Revisiting Zurichs 90s Techno Scene In Pictures
Zurich quickly embraced techno, and by the time the music reached its peak in the 1990s, the city had become the genre's leading destination in Europe. Techno parties started as one-off events in basements and warehouses before developing into a regular club scene with a regular program of events.
The Swiss city's techno scene was shaped by the Street Parade, launched in 1992 as a "demonstration of freedom of love, generosity and tolerance". Starting with fewer than 1,000 attendees, they have grown steadily to attract more than a million visitors each year, three times the city's population.
Photographer Jules Spinach photographed individuals and small groups at fashion shows in the mid-1990s, often on the fringes of moving crowds.
Spinach says, “This film was about people finding their lost individuality among people. Because even many black people go gray as a mass from afar. This isolation stops time, removes some of the flow of movement, and creates air and distance from the action.
The current installation of the photographer's works is conceived as a parade of images and personalities in the form of a multi-channel slide show.
"The photos were taken at a time when many things were changing, and not just in Zurich. Once the Cold War was over, boring Zurich became a festival city: livelier, louder, more international, more dense. The parade the street was its expression and had a political dimension.

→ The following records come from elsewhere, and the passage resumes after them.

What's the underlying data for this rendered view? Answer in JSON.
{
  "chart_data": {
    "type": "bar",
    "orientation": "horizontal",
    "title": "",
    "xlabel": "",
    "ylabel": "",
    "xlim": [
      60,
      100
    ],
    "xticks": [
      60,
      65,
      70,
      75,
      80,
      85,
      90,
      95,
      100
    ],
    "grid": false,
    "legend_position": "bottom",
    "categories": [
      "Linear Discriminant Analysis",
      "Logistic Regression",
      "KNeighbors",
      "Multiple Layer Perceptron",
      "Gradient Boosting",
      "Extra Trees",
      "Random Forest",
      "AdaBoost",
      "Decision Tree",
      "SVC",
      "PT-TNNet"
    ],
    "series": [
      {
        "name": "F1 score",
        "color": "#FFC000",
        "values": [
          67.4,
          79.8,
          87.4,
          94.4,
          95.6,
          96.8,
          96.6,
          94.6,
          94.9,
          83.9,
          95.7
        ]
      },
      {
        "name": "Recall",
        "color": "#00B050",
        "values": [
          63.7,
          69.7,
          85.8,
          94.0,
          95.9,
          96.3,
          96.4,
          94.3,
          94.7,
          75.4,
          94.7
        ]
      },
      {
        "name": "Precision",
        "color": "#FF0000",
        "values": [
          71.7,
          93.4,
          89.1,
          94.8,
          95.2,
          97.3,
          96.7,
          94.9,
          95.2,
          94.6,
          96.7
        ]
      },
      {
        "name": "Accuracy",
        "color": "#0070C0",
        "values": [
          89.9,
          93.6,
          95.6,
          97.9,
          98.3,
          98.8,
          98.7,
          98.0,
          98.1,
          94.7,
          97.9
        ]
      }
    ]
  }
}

“[The councils] preached peace and tolerance and spread it with fun, hedonism and lightness, not ideologically, unlike today. But what is protest and celebration? How much is activism or escapism worth?
“I had the wonderful feeling of participating in something new. But at the same time I was no longer interested in photographing the protests, nor the crowd as a dance floor, nor the power of the political movement in the photo. On the sidelines of the event, who embodied these ideas with their presence and style.
after promoting the ballot
“Often the person I was photographing looked at the camera at the same time, but the facial expression had not yet responded to me to capture an unexpected look, a look that would surprise me and the person I was photographing.
"Today, almost 30 years later, it seems that people look to the future with an uncertain image of the past, which we visitors to the exhibition know and do not yet know. At the same time, we look back at time, in front of their faces, as if we are trying to answer their questions. In this way we establish contact with our past. Reconnect with your past.
“The first year I was taking photos, it seemed like everyone was dancing on or around the cars. From 1996 to 1997, when the number of visitors went from 150,000 to 475,000, I felt a clear change. The parade turned into a spectacle, with spectators watching the love machines pass by, dividing participants into spectators and activists.
«This transition from politics to entertainment was perhaps the prerequisite for the Street Parade and Zurich's technoculture to become part of the UNESCO intangible cultural heritage. And in 2017 the Federal Ministry of Culture included it in the list of living Swiss traditions.
"One might ask: which Swiss tradition is this, that of the neutral spectator or that of the participant?